Birla’s comments send Vodafone Idea shares tumbling in early tirade today, slipping 8.5 percent on the BSE to Rs6.69 a share.
Vodafone Idea owes the DoT Rs40,000 crore while it has a cash balance of around Rs20,000 crore.
"They have realised the fact that this is a very critical sector, the whole digital India programme rests on this, and it is a strategic sector. They have publicly stated that they want three players from the private sector and one player from the public sector, so I think we can expect much more stimulus from the government because it is required by the sector to survive. If we weren't getting anything then I think that is the end of the story for Vodafone Idea," Birla said.
Birla’s statement came in response to a question if the company is still hopeful of government relief for the debt-laden telecom sector.
"I think since Nick (Nick Read, Chief Executive Officer of Vodafone Plc, a shareholder in Vodafone Idea) made that statement the government seems to have done a lot,"
Birla was only echoing Read’s comments at a roundtable in London, quoted on 12 November by Bloomberg.
“If you don’t get the remedies being suggested, the situation is critical," Read was quoted as saying by the wire agency. “If you’re not a going concern, you’re moving into a liquidation scenario—can’t get any clearer than that."
Read, however, detracted his statement the next day saying that he had been misquoted, after telecom minister Ravi Shankar Prasad took the company to task for the CEO’s comments.
UK-based Vodafone, however, has written down its investment in the Indian joint venture with Birla group’s Idea Cellular.

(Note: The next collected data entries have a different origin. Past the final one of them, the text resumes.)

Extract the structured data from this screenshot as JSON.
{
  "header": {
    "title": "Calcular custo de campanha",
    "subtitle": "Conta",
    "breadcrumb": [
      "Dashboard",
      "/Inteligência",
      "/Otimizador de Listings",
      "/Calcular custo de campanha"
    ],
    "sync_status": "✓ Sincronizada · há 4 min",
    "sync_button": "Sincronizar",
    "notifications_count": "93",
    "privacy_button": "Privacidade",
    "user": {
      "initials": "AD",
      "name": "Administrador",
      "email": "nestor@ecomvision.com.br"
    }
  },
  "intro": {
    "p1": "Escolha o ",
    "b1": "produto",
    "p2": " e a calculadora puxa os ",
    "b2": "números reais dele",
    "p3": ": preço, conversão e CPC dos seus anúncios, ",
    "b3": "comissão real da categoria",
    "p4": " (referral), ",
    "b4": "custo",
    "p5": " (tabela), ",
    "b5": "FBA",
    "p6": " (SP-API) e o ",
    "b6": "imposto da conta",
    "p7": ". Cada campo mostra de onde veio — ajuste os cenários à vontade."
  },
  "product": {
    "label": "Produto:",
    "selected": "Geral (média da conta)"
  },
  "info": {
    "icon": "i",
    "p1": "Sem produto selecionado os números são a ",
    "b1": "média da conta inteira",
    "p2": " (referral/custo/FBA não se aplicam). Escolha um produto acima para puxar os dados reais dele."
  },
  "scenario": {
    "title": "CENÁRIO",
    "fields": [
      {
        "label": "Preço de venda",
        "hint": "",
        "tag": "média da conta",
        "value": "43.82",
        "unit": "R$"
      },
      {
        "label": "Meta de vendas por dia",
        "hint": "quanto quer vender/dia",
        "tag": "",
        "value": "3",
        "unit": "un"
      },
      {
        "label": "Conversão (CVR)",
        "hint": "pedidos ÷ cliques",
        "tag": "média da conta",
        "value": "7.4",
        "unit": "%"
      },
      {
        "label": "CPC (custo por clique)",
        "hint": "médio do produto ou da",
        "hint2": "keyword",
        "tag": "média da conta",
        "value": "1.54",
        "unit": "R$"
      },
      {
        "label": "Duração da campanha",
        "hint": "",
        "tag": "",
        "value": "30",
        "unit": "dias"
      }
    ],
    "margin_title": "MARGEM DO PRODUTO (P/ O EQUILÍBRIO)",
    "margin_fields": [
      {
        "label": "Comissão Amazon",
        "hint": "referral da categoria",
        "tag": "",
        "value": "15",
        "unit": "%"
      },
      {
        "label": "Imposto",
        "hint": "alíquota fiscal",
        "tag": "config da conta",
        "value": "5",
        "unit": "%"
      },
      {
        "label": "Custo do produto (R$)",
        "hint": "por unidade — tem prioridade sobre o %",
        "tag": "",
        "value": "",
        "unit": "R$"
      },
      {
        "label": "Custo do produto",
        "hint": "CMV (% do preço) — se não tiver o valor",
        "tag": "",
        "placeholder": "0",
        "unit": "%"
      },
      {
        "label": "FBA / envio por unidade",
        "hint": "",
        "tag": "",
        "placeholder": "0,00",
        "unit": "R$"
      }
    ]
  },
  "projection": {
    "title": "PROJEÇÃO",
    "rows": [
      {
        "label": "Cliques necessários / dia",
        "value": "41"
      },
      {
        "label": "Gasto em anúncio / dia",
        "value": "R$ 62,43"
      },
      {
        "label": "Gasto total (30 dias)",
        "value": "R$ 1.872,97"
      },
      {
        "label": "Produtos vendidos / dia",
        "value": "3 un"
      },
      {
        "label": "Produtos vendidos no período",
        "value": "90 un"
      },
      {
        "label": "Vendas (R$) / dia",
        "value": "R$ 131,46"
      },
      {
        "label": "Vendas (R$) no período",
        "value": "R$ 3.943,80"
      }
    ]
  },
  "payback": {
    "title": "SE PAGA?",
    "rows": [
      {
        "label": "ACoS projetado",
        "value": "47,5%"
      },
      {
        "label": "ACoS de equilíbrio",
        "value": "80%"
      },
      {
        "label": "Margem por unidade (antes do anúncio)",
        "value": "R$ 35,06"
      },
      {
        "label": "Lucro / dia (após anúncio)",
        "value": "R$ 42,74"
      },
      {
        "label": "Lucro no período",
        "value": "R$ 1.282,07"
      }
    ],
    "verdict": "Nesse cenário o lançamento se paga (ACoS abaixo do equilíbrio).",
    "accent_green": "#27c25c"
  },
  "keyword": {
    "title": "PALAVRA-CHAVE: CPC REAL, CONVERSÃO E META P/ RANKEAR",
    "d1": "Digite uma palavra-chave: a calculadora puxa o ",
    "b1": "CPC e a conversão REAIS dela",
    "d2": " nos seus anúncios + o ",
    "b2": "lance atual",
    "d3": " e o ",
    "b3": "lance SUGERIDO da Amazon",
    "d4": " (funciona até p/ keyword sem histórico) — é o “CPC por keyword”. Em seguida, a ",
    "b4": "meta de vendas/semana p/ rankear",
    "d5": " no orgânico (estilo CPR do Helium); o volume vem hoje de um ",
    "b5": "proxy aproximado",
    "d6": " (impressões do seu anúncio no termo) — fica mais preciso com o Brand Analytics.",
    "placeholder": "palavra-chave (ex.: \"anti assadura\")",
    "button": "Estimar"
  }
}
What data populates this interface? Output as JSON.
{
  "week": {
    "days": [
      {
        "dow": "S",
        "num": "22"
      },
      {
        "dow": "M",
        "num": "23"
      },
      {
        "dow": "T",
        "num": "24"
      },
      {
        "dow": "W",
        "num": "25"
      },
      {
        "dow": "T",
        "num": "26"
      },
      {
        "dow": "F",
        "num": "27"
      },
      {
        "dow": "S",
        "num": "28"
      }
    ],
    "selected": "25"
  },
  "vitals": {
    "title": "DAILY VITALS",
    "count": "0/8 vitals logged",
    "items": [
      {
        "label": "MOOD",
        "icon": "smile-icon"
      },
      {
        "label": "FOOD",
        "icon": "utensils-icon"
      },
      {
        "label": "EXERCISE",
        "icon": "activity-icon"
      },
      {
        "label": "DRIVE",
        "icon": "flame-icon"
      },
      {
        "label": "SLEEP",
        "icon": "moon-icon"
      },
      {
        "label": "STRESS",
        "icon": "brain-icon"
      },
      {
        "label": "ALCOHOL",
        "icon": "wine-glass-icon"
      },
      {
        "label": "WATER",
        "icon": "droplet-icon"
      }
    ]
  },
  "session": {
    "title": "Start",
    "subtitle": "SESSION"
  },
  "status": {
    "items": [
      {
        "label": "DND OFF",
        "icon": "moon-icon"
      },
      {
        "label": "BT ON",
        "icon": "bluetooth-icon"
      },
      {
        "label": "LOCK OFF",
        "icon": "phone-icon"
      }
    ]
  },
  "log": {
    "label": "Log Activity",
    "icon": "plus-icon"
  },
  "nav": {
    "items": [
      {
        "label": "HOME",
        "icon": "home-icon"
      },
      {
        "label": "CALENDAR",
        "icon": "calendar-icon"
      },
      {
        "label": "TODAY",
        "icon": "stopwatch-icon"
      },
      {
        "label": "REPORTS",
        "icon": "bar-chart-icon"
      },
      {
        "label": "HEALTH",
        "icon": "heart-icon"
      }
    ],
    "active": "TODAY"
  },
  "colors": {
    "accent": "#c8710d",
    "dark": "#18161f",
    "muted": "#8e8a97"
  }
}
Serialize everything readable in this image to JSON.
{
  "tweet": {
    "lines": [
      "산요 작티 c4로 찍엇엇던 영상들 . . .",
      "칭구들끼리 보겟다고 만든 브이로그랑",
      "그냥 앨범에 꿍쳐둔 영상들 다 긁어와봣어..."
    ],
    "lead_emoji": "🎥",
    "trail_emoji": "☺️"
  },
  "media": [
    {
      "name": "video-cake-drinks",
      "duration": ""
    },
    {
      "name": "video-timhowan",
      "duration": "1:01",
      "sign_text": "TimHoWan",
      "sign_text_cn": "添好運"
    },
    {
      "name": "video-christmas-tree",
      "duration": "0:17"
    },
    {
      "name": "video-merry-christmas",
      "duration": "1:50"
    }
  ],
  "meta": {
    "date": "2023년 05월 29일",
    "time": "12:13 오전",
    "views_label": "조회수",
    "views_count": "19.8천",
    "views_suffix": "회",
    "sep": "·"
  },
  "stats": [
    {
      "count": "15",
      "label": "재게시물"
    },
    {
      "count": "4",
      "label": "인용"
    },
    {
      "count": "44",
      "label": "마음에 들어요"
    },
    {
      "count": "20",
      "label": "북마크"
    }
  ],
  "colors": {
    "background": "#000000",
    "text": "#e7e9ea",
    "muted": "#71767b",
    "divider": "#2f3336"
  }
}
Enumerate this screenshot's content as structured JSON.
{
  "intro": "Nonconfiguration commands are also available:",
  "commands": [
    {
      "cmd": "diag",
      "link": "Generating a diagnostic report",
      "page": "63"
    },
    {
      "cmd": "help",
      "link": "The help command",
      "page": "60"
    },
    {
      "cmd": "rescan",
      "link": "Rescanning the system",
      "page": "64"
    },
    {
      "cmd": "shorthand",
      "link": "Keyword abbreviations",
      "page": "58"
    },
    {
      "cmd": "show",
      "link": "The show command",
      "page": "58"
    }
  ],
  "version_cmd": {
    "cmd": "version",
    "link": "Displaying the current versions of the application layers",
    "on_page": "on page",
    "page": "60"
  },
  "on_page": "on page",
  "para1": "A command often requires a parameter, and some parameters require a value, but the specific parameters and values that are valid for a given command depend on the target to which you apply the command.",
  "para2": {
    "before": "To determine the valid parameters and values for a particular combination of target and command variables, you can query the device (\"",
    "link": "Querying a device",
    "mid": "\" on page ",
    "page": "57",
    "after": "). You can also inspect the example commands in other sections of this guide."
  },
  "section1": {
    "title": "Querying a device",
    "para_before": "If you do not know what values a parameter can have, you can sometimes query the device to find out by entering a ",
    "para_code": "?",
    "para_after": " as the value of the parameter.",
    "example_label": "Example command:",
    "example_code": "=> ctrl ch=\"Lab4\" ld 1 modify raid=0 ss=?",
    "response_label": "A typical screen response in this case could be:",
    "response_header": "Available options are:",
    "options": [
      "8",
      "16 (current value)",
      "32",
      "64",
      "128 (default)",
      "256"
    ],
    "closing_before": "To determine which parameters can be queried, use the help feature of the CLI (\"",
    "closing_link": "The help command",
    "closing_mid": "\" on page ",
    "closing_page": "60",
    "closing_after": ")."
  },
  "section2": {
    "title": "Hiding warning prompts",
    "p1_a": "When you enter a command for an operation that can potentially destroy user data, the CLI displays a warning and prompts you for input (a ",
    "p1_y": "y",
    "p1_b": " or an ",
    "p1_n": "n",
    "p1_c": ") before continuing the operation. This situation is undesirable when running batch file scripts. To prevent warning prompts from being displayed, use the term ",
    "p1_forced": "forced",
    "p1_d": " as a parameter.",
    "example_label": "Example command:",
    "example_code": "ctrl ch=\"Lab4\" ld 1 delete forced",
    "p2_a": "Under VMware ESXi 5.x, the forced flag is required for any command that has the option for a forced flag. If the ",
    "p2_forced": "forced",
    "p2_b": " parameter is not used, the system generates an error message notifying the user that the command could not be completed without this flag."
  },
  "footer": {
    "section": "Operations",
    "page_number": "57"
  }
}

Birla said that even though he is hopeful that a situation where the company needs to exit won't happen.
"But, at the same time, if you ask me specifically it is true we will shut shop if we don't get relief. Because there is no company in the world that can pay that kind of fine in three months, it just doesn't work like that," he added.
Birla’s comments sent Vodafone Idea scrip tumbling in early morning trade, slipping 8.5 percent on the BSE to Rs6.69.